Today I’m delighted to share this guest post from my mom. Enjoy!
Pondering A Miracle - by Jan Harris
In John 2:1-11, Jesus turned water into wine. Nothing dramatic. Just a “small,” private miracle for His family and friends of His family. Not at all in the same class as feeding 5,000 men with a boy’s lunch or calming a wild gale or raising Lazarus from the dead.
But it was Jesus’ first recorded miracle.
I think I’ve never properly appreciated that fact. I’ve often puzzled over the details…like how He spoke to Mary…how His tone didn’t deter her from instructing the servants, “Whatever He says to you, do it” (John 2:4b).
I’ve heard sermons on how this miracle was Jesus’ stamp of approval on marriage—and I’m sure it was. But the last time I read John 2, or maybe the time before that, I started thinking. This was Jesus’ first public miracle. There must be more to it.
In His sovereign wisdom, I’m absolutely sure that Jesus chose this miracle carefully. It wasn’t just the result of an emergency lack of wine or His mother’s plea for help. Before He went to the party, He knew they would run out of wine. He knew that He would provide more wine from water in the stone jars.
Was it about purification? Jesus made use of the jars that usually held water for Jewish purification rituals. Was this miracle symbolic of the purification Jesus came to bring for sinners?
Was it to demonstrate His authority over the material world? Until that day, I’m guessing the disciples had no idea He had such power. Even more, He showed power over time. It takes time to grow grapes, to crush them and age the juice until it ferments. The best wine, they say, is wine that has fermented the longest. And, according to the master of the feast, this was the “best” wine. Jesus compressed all that time into a minute—or maybe two.
Fill the jars with water. Draw out the wine. Amazing! Unbelievable! Spectacular! A mind-boggling miracle just for a small wedding party in a small town…just for His family and friends of His family. A miracle that demonstrated that while Jesus lived in our time, He wasn’t bound by our time. He created time, and—just like the wind and the waves—He had power over it.
But there’s more.
A wedding party was a time of great joy. A time of joy for the bride and groom. They’d been waiting a year or more to begin their lives together. A time of joy for their families…and for their friends. Can we say that Jesus didn’t just put His stamp of approval on marriage that day? He put His stamp of approval on JOY.
“These things I have spoken to you so that My joy may be in you, and that your joy may be made full.” –John 15:11 (NASB)
By providing more wine for the feast, Jesus provided for the celebration—the joy—to continue. We tend to think of Jesus as a “man of sorrows.” And He was. But He was also a man of joy… joking with His disciples, laughing with the children, sharing in the joy of the ones He healed. I believe Jesus was showing us—He approves of joy.

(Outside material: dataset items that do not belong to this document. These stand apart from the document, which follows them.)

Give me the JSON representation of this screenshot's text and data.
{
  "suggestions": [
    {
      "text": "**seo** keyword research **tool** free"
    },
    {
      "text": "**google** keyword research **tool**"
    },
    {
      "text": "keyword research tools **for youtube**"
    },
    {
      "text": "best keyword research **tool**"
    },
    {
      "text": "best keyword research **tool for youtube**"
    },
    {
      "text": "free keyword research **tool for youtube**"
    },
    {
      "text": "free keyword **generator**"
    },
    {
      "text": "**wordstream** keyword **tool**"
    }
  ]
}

And then there's the wedding feast itself. At the beginning of His public ministry, Jesus attended a wedding feast. He participated in it. He provided for it. He enjoyed it. And somewhere near the ending of time as we know it, there is another wedding feast, a feast that Jesus has already planned, already provided for. A feast that will be a time of overwhelming—never-ending—joy!